When Admiral Horatio Nelson personally led an amphibious assault in 1797, a French musket ball shattered his right humerus just above the elbow. Helped back to his ship, the British naval commander coolly directed his surgeon to amputate the arm. Within half an hour, he resumed command.
The ensuing infection nearly killed him. Nelson took a few months to recuperate, then returned to rejoin the fight France on the high seas.
Adversity was nothing new to Nelson. Born today in 1768, he lost his mother when he was nine. At age twelve, he went to sea and built a distinguished 35-year naval career, despite chronic seasickness, scurvy, malaria, migraines, dysentery, yellow fever, partial paralysis in his left leg, arm and hand, plus brief spells of unemployment between wars.

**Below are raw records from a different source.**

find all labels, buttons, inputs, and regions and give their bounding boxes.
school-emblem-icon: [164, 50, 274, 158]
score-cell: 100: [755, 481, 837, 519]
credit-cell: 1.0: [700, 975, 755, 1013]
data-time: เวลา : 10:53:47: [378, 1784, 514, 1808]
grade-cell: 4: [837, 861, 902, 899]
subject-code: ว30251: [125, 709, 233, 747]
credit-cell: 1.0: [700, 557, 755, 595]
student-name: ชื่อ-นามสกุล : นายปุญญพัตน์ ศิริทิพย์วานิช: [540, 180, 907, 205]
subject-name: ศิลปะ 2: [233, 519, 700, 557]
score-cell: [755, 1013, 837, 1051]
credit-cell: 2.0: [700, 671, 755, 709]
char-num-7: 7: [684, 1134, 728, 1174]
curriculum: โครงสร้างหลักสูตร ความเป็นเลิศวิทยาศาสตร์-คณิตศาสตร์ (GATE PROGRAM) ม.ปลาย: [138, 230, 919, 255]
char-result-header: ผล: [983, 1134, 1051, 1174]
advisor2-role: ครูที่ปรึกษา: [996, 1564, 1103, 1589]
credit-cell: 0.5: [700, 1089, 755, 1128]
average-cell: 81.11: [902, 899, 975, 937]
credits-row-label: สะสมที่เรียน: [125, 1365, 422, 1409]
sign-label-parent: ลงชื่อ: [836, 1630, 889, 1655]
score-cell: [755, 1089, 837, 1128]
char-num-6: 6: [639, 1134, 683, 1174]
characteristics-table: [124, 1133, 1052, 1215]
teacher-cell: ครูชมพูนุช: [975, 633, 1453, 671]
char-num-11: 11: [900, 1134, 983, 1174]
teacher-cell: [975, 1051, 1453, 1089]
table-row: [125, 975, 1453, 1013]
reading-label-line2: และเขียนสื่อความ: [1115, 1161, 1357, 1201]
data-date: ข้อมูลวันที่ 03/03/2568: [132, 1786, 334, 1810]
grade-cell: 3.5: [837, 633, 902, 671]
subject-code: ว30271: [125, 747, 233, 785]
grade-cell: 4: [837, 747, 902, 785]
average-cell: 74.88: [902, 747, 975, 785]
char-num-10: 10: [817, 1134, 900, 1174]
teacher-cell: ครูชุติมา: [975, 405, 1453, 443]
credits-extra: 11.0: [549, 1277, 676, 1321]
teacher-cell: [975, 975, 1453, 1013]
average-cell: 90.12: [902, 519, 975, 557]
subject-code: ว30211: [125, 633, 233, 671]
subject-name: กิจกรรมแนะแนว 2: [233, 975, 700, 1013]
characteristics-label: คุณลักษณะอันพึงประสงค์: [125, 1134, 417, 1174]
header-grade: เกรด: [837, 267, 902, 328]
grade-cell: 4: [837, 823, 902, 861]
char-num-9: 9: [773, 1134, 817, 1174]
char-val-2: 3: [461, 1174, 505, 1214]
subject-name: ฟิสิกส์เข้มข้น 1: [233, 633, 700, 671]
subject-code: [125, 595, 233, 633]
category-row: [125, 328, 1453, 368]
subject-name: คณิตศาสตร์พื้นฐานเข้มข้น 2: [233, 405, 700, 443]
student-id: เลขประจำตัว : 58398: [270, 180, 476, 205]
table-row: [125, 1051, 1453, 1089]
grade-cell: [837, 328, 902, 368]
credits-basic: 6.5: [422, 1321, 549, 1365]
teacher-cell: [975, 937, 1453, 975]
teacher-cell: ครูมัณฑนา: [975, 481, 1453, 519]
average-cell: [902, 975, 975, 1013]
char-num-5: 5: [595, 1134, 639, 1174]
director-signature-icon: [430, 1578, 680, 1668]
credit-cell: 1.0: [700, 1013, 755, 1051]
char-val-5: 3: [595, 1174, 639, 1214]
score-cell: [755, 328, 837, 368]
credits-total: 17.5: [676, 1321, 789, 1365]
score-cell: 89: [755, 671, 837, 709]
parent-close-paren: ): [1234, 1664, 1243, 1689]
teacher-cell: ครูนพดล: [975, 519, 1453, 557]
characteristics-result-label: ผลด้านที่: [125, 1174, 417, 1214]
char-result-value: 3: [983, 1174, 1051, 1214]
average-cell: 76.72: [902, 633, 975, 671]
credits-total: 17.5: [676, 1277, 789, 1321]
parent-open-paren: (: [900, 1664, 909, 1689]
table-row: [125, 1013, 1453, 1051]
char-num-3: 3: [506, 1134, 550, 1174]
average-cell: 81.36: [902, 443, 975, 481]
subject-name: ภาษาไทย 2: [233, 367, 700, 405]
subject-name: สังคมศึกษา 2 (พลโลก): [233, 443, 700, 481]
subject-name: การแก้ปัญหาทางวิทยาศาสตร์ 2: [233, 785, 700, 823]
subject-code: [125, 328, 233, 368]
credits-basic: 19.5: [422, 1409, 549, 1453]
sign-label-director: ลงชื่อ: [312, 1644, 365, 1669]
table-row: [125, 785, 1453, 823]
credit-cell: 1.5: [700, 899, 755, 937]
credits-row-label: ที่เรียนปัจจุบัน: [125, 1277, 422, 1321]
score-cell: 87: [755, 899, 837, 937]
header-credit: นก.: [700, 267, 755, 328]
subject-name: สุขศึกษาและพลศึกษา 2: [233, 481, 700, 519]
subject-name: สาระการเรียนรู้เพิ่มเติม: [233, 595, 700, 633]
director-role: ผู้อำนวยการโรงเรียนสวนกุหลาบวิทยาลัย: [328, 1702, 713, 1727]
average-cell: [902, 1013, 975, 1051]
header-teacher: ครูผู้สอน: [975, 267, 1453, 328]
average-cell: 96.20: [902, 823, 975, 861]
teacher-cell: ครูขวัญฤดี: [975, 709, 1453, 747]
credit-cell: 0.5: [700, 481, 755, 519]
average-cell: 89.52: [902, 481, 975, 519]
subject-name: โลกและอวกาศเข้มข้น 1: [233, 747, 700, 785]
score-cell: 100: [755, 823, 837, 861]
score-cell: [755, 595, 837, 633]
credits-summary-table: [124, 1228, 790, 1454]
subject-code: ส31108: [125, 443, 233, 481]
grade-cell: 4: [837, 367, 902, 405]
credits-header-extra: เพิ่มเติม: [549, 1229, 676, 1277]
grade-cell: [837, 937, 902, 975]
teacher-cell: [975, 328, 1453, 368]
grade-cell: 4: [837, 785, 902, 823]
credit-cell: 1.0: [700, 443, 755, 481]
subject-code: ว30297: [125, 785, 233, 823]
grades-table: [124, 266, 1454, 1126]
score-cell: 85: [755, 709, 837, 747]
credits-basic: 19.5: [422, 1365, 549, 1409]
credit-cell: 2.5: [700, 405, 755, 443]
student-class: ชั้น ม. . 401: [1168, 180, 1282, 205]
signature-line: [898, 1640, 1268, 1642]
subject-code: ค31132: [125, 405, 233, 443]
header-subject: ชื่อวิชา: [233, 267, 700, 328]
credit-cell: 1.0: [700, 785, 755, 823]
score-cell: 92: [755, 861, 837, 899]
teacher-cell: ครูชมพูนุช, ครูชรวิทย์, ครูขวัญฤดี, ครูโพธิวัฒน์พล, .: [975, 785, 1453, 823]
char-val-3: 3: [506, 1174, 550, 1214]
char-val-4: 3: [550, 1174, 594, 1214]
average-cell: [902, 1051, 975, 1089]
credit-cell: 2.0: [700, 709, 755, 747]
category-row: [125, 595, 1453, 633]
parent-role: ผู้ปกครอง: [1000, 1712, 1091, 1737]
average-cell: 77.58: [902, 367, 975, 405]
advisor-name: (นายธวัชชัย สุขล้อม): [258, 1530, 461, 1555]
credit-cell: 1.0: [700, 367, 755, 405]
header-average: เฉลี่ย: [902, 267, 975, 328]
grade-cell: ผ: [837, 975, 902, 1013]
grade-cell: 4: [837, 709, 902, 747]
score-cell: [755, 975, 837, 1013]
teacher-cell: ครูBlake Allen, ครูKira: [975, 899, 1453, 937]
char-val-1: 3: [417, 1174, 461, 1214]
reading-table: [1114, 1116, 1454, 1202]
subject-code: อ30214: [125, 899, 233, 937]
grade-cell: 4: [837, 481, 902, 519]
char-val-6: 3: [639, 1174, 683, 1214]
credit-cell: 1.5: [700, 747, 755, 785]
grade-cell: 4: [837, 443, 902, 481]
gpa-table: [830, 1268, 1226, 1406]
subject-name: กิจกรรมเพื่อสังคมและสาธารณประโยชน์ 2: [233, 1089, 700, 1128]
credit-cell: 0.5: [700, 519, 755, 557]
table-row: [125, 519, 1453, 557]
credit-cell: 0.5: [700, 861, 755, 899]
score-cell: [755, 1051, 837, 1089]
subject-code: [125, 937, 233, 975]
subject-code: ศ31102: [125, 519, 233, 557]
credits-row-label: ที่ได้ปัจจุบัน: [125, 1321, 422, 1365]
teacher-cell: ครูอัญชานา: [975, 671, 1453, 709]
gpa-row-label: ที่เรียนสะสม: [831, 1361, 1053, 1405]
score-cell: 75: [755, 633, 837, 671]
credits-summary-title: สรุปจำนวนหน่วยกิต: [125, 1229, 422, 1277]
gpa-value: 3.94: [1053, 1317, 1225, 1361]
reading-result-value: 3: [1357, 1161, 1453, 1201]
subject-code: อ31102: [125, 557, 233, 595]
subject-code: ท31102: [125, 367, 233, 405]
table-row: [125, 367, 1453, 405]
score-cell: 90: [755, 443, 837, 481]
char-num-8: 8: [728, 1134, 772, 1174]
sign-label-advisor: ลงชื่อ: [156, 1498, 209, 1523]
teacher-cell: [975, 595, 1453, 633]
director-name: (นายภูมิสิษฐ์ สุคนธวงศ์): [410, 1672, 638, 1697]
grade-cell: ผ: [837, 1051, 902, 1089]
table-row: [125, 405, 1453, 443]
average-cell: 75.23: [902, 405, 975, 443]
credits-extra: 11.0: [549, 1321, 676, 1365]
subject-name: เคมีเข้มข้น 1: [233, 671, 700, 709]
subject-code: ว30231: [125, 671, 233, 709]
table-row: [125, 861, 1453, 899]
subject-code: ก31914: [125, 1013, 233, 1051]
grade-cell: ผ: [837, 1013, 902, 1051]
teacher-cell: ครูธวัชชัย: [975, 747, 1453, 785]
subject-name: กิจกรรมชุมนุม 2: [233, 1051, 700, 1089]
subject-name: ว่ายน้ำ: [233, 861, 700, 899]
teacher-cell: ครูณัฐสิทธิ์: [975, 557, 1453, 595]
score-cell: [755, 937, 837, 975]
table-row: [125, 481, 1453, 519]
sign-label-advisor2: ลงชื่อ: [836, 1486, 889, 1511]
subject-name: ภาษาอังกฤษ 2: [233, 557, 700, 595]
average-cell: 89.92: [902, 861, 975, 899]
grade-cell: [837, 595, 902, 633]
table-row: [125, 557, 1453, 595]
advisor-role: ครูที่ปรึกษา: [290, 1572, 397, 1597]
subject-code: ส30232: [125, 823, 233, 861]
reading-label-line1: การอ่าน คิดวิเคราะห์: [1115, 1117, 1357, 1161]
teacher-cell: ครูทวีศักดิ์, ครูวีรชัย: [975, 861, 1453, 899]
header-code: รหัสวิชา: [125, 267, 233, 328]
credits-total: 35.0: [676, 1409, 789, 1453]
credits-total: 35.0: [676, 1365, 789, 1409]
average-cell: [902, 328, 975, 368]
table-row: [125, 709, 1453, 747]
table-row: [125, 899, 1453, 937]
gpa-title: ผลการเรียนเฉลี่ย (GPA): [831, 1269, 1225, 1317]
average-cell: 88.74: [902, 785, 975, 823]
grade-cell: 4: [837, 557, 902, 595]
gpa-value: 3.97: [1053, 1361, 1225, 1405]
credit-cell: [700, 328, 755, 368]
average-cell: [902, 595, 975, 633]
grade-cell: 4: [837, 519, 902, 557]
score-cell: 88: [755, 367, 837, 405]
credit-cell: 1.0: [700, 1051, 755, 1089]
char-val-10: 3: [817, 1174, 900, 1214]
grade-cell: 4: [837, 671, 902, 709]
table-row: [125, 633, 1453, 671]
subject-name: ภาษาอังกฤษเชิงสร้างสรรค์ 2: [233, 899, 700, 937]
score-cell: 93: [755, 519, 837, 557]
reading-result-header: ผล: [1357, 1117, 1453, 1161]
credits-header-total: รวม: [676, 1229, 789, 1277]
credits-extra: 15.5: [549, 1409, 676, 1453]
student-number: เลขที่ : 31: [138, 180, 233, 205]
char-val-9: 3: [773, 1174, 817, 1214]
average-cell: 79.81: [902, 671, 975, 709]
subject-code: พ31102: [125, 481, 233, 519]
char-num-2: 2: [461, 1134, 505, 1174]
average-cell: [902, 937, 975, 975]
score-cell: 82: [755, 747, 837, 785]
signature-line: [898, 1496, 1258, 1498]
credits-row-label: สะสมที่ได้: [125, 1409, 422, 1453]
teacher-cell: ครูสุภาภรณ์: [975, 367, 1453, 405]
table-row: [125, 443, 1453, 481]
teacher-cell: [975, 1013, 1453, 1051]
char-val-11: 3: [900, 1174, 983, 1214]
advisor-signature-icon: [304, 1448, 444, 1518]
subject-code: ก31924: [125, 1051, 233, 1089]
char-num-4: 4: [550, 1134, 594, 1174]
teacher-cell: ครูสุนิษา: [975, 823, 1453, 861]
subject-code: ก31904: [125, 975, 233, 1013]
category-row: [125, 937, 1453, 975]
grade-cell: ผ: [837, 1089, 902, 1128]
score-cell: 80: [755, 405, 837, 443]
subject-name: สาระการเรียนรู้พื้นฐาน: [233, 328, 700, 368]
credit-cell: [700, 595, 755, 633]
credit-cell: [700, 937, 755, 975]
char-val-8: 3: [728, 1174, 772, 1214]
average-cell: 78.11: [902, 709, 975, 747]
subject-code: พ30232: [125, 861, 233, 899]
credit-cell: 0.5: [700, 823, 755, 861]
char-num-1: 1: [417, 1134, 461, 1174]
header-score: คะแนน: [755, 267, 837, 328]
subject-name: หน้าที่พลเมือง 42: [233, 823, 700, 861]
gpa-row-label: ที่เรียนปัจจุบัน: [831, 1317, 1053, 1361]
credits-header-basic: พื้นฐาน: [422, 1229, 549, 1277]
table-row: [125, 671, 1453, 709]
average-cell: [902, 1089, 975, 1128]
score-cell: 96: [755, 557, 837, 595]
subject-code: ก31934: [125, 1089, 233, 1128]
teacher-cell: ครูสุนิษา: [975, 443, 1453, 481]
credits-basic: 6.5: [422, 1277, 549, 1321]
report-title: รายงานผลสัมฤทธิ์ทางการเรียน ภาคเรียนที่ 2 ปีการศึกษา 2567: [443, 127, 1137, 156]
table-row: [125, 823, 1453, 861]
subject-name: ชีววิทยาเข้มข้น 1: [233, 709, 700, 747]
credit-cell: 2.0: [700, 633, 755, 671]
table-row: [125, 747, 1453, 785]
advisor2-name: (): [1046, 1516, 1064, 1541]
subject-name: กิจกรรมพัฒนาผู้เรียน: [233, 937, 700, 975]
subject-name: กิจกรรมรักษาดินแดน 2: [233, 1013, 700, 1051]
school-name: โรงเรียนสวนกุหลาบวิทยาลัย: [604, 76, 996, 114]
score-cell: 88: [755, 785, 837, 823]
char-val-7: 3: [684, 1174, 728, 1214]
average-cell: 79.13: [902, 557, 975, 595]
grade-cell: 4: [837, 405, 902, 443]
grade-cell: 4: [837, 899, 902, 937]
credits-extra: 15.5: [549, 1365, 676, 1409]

Nelson had been wounded before. When a French blast blinded his right eye in Corsica in 1793, he accepted brief medical attention and then promptly returned to the fray. After the battle, he understated the severity of the permanent injury, merely writing, “I got a little hurt this morning.”
At the Battle of Trafalgar in 1806, Nelson led 27 ships and 17,000 men into battle against 33 vessels and 30,000 sailors in the combined fleets of France and Spain. His innovative strategy destroyed 22 enemy crafts and routed the rest, without the loss of a single British ship.
However, at the height of the battle, a French musketeer shot Nelson through the spine. Carried below decks, he lived three hours, long enough to learn Britain had carried the day. His last words were, “Thank God I have done my duty” and “God and my country.”
The greatest victory in the history of the world’s greatest and longest-reigning naval power, Nelson’s triumph at Trafalgar broke Napoleon’s power on the high seas and hastened the despot’s ultimate defeat.